Key Decisions for Investors

  • Pair trade (6–12 months): Long National Bank of Canada (NA.TO) / Short Royal Bank (RY.TO). Size 1–1 to express Quebec-exposed mortgage/small-business upside vs national franchise. Target +20% relative outperformance if provincial spreads compress; stop -10% relative if Canada 10y yield rises >40bp or Quebec 10y underperforms Canada by +15bp.
  • Long construction/services (9–18 months): Buy SNC-Lavalin Group (SNC.TO) — overweight exposure to public housing/infrastructure awards. Hedge: buy 6–9 month 10–15% OTM puts to limit downside.
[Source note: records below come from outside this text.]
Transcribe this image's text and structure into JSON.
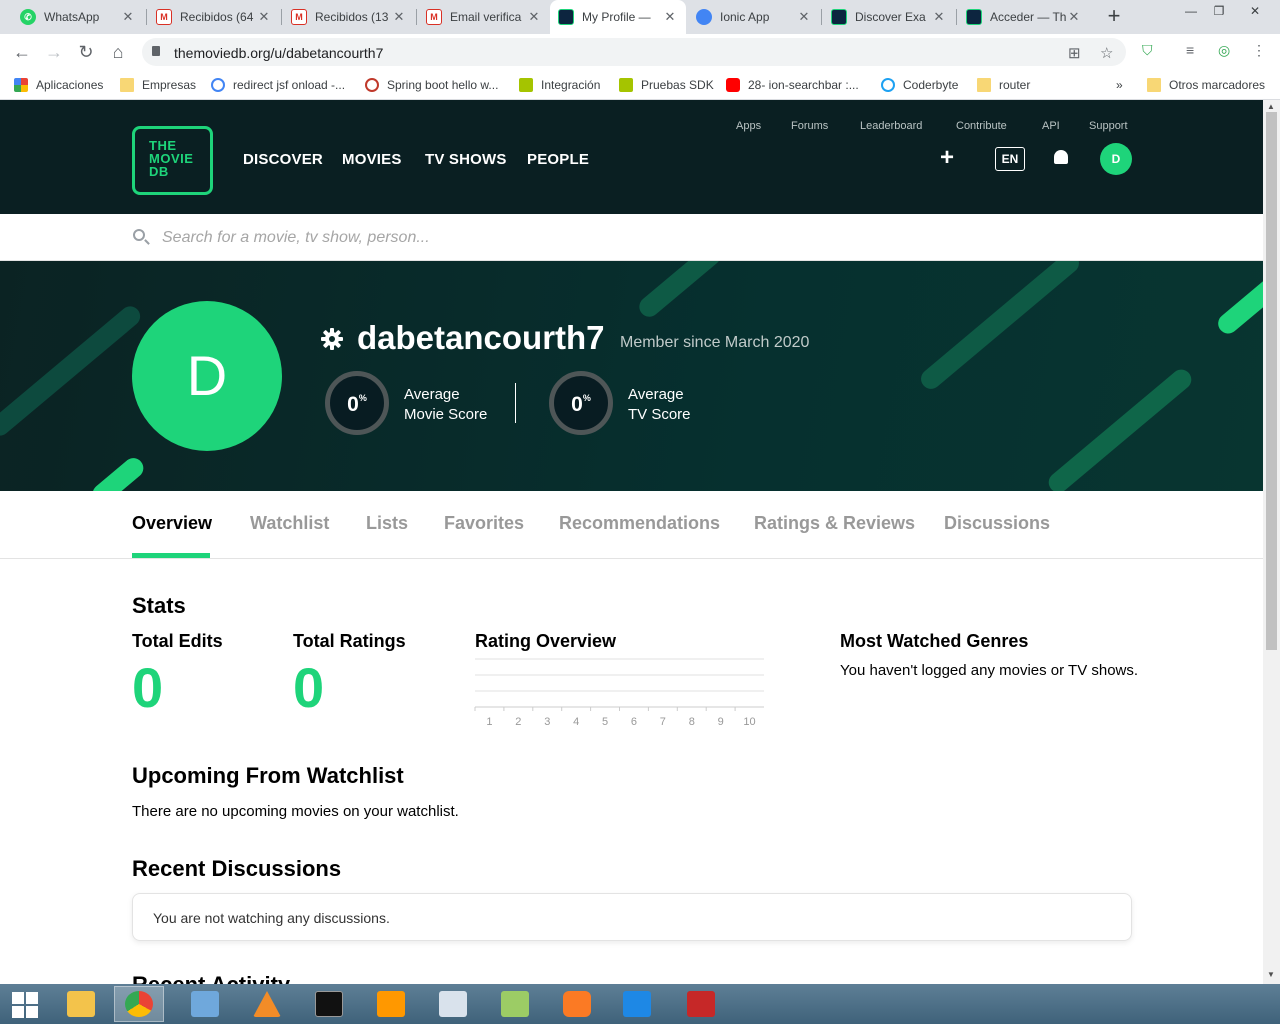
{
  "browser": {
    "tabs": [
      {
        "title": "WhatsApp",
        "icon": "whatsapp-icon",
        "color": "#25d366"
      },
      {
        "title": "Recibidos (64",
        "icon": "gmail-icon",
        "color": "#d93025"
      },
      {
        "title": "Recibidos (13",
        "icon": "gmail-icon",
        "color": "#d93025"
      },
      {
        "title": "Email verifica",
        "icon": "gmail-icon",
        "color": "#d93025"
      },
      {
        "title": "My Profile —",
        "icon": "tmdb-icon",
        "color": "#0d253f"
      },
      {
        "title": "Ionic App",
        "icon": "globe-icon",
        "color": "#4285f4"
      },
      {
        "title": "Discover Exa",
        "icon": "tmdb-icon",
        "color": "#0d253f"
      },
      {
        "title": "Acceder — Th",
        "icon": "tmdb-icon",
        "color": "#0d253f"
      }
    ],
    "url": "themoviedb.org/u/dabetancourth7",
    "bookmarks": [
      {
        "label": "Aplicaciones",
        "icon": "apps-grid-icon"
      },
      {
        "label": "Empresas",
        "icon": "folder-icon"
      },
      {
        "label": "redirect jsf onload -...",
        "icon": "google-icon"
      },
      {
        "label": "Spring boot hello w...",
        "icon": "bookmark-site-icon"
      },
      {
        "label": "Integración",
        "icon": "udemy-icon"
      },
      {
        "label": "Pruebas SDK",
        "icon": "udemy-icon"
      },
      {
        "label": "28- ion-searchbar :...",
        "icon": "youtube-icon"
      },
      {
        "label": "Coderbyte",
        "icon": "coderbyte-icon"
      },
      {
        "label": "router",
        "icon": "folder-icon"
      }
    ],
    "bookmarks_more": "»",
    "other_bookmarks": "Otros marcadores"
  },
  "site": {
    "logo_lines": [
      "THE",
      "MOVIE",
      "DB"
    ],
    "main_nav": [
      "DISCOVER",
      "MOVIES",
      "TV SHOWS",
      "PEOPLE"
    ],
    "sub_nav": [
      "Apps",
      "Forums",
      "Leaderboard",
      "Contribute",
      "API",
      "Support"
    ],
    "lang": "EN",
    "avatar_initial": "D",
    "search_placeholder": "Search for a movie, tv show, person...",
    "accent": "#1ed47a"
  },
  "profile": {
    "initial": "D",
    "username": "dabetancourth7",
    "member_since": "Member since March 2020",
    "movie_score": "0",
    "movie_score_label_1": "Average",
    "movie_score_label_2": "Movie Score",
    "tv_score": "0",
    "tv_score_label_1": "Average",
    "tv_score_label_2": "TV Score",
    "pct": "%"
  },
  "tabs": [
    "Overview",
    "Watchlist",
    "Lists",
    "Favorites",
    "Recommendations",
    "Ratings & Reviews",
    "Discussions"
  ],
  "active_tab": "Overview",
  "stats": {
    "heading": "Stats",
    "total_edits_label": "Total Edits",
    "total_edits": "0",
    "total_ratings_label": "Total Ratings",
    "total_ratings": "0",
    "rating_overview_title": "Rating Overview",
    "genres_title": "Most Watched Genres",
    "genres_empty": "You haven't logged any movies or TV shows."
  },
  "chart_data": {
    "type": "bar",
    "title": "Rating Overview",
    "categories": [
      "1",
      "2",
      "3",
      "4",
      "5",
      "6",
      "7",
      "8",
      "9",
      "10"
    ],
    "values": [
      0,
      0,
      0,
      0,
      0,
      0,
      0,
      0,
      0,
      0
    ]
  },
  "upcoming": {
    "heading": "Upcoming From Watchlist",
    "empty": "There are no upcoming movies on your watchlist."
  },
  "discussions": {
    "heading": "Recent Discussions",
    "empty": "You are not watching any discussions."
  },
  "activity": {
    "heading": "Recent Activity"
  }
}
Risk/reward: asymmetric 30–40% upside if award cadence accelerates vs 20% downside on execution/contract risk.
  • Real estate play (3–9 months): Long XRE.TO (Canadian REIT ETF) sized as tactical overweight to capture multi-family/housing demand supporting occupancy and rents; purchase 3-month ATM puts as protection (cost ~2–4% premium). If provincial funding translates to higher occupancy, expect 8–15% total return; downside dominated by a 150–200bp parallel move up in rates.
  • Defensive credit (3–6 months): Buy VAB.TO (Vanguard Canadian Aggregate Bond ETF) as a ballast to capture any provincial-to-federal spread compression while limiting duration. Target 3–6% capital gain if spreads tighten; principal risk is a general rise in nominal yields — size conservatively and set a 3% drawdown stop.